Necessidade de diversificar economia é consensual
O barómetro da Fundação Francisco Manuel dos Santos revela também que a maioria dos portugueses gostaria de ter maior influência nas decisões sobre o setor do turismo. Mais de 70% defendem que o Governo deve priorizar o bem-estar dos residentes, mesmo que isso implique uma redução das receitas turísticas. A grande maioria (cerca de 80%) apoia ainda a redução do alojamento local (AL) para responder à crise habitacional.
São sobretudo os residentes em zonas do país com maior exposição à atividade turística que defendem, igualmente, a limitação de visitantes em áreas sobrelotadas. Por outro lado, existe ainda um consenso em relação à necessidade de diversificar a economia, de forma a reduzir a dependência do turismo – apenas 10,4% dos inquiridos discordam totalmente desta ideia.
Quando questionados sobre qual seria o cenário ideal para o turismo nos próximos cinco anos na área onde residem – utilizando uma escala em que 1 representa uma “redução significativa” e 5 um “crescimento significativo” –, a média de respostas foi de 3,57.

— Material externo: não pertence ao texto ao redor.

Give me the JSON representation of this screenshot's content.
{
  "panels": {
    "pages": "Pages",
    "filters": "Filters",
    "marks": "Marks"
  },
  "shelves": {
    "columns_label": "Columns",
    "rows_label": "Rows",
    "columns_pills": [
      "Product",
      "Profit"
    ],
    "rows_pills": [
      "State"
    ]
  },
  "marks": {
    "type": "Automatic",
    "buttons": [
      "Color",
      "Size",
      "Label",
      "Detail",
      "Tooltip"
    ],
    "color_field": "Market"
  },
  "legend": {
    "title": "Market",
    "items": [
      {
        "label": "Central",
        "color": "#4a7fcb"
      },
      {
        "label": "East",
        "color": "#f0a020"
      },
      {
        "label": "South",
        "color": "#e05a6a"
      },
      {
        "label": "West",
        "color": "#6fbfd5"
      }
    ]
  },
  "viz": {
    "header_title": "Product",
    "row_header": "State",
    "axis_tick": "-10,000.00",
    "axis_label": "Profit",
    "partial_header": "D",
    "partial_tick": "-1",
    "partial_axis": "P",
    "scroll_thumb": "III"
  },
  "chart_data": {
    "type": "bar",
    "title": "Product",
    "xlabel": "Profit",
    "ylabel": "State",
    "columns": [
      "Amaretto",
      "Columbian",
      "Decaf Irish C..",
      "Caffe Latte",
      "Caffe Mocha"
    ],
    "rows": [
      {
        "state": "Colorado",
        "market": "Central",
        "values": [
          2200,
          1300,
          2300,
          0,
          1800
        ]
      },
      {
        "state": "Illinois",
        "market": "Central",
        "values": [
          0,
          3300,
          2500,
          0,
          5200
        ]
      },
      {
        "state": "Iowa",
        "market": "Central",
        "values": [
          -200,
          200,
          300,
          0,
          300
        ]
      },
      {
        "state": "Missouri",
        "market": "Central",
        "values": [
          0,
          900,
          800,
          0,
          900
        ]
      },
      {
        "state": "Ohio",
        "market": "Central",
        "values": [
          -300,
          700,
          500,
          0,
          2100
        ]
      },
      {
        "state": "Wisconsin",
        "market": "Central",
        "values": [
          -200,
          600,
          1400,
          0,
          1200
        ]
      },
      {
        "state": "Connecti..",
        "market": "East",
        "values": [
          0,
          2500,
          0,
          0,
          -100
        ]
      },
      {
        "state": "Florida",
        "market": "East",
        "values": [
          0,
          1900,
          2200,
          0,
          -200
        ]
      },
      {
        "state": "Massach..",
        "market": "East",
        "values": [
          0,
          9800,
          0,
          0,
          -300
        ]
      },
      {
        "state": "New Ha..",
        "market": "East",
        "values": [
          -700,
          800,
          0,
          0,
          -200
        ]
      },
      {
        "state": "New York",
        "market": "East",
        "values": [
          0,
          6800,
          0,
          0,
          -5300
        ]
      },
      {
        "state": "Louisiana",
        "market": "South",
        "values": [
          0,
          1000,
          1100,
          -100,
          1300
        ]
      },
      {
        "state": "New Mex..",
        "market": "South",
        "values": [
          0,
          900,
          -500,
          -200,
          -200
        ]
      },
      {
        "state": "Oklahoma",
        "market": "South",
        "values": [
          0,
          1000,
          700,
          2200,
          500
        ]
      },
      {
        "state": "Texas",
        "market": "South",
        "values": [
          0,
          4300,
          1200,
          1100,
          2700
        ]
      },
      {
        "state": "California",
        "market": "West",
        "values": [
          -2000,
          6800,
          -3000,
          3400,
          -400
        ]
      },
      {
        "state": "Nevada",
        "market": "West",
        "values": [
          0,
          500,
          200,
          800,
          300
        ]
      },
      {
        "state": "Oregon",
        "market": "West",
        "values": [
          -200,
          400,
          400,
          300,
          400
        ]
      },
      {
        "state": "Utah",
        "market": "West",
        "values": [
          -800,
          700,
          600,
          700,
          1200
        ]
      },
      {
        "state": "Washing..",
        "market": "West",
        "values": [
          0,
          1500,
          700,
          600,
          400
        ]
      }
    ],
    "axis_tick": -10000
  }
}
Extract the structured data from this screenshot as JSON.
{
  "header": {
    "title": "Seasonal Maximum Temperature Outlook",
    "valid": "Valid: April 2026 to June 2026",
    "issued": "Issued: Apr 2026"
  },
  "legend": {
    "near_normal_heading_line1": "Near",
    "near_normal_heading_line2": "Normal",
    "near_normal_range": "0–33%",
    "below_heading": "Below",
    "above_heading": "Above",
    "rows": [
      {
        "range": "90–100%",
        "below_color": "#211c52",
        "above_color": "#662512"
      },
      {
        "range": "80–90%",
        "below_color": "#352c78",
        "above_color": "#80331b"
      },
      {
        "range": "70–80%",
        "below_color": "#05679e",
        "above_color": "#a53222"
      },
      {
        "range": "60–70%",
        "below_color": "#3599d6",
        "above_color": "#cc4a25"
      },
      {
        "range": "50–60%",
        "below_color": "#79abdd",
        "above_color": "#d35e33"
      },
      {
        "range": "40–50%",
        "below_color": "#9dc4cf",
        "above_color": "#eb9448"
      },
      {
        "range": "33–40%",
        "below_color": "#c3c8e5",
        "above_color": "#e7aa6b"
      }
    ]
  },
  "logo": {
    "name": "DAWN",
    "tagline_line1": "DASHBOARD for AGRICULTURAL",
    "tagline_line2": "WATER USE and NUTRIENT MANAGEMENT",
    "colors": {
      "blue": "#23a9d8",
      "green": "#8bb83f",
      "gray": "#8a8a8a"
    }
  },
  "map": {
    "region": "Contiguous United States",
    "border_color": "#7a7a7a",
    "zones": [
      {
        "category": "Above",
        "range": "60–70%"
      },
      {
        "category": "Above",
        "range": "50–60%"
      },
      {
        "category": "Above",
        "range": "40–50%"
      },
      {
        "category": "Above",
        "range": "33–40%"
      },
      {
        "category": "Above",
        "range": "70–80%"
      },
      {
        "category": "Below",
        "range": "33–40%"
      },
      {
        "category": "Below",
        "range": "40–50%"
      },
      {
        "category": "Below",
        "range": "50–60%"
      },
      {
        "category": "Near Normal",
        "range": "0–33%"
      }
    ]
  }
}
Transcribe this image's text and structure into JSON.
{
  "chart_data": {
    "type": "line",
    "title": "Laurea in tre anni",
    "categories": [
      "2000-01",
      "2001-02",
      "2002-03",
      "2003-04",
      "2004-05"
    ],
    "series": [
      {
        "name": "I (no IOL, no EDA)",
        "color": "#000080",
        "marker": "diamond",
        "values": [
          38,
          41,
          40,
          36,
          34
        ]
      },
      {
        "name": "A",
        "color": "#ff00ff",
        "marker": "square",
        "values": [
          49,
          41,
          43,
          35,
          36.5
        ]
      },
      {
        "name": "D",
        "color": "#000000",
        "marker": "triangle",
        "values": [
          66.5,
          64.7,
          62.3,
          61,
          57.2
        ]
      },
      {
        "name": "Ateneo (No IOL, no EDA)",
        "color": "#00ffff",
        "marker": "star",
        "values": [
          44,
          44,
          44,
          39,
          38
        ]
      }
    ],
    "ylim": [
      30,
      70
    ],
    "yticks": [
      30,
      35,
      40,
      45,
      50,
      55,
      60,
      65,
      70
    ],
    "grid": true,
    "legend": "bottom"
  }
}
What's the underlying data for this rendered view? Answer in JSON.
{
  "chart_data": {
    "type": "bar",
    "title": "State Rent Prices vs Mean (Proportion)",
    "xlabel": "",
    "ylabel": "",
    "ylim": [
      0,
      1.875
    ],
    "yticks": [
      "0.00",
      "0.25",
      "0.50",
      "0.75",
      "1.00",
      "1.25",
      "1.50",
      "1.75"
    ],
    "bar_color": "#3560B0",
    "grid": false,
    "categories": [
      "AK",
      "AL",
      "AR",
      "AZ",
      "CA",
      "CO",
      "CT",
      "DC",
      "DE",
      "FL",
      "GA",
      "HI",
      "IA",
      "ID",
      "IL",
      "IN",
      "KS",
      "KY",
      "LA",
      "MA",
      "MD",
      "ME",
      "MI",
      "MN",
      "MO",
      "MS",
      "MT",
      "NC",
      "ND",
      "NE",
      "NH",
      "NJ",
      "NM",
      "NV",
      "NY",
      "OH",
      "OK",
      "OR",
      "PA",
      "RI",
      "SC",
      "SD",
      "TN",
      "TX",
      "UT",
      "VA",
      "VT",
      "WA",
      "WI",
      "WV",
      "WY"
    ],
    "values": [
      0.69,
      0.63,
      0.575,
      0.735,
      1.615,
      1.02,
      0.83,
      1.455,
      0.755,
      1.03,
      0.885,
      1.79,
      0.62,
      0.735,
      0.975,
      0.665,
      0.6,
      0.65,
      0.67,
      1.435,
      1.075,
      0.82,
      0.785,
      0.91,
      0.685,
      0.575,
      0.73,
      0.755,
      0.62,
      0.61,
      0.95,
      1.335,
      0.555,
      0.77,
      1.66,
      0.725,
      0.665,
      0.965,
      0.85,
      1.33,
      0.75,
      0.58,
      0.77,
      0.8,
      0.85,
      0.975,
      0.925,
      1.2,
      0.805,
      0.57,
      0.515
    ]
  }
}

Este valor, situado no polo positivo da escala, indica uma preferência dos portugueses inquiridos por um “crescimento moderado e controlado, acima da manutenção (3), mas aquém de um aumento acentuado”, e “potencialmente traduz a valorização do equilíbrio entre dinamismo económico e capacidade de absorção do território, desincentivando trajetórias de expansão acelerada suscetíveis de agravar as pressões já identificadas“.

O barómetro do turismo, divulgado esta quarta-feira pela FFMS, teve por base uma amostra de 1.072 entrevistas presenciais, telefónicas e online, realizadas entre 22 de abril e 2 de julho deste ano.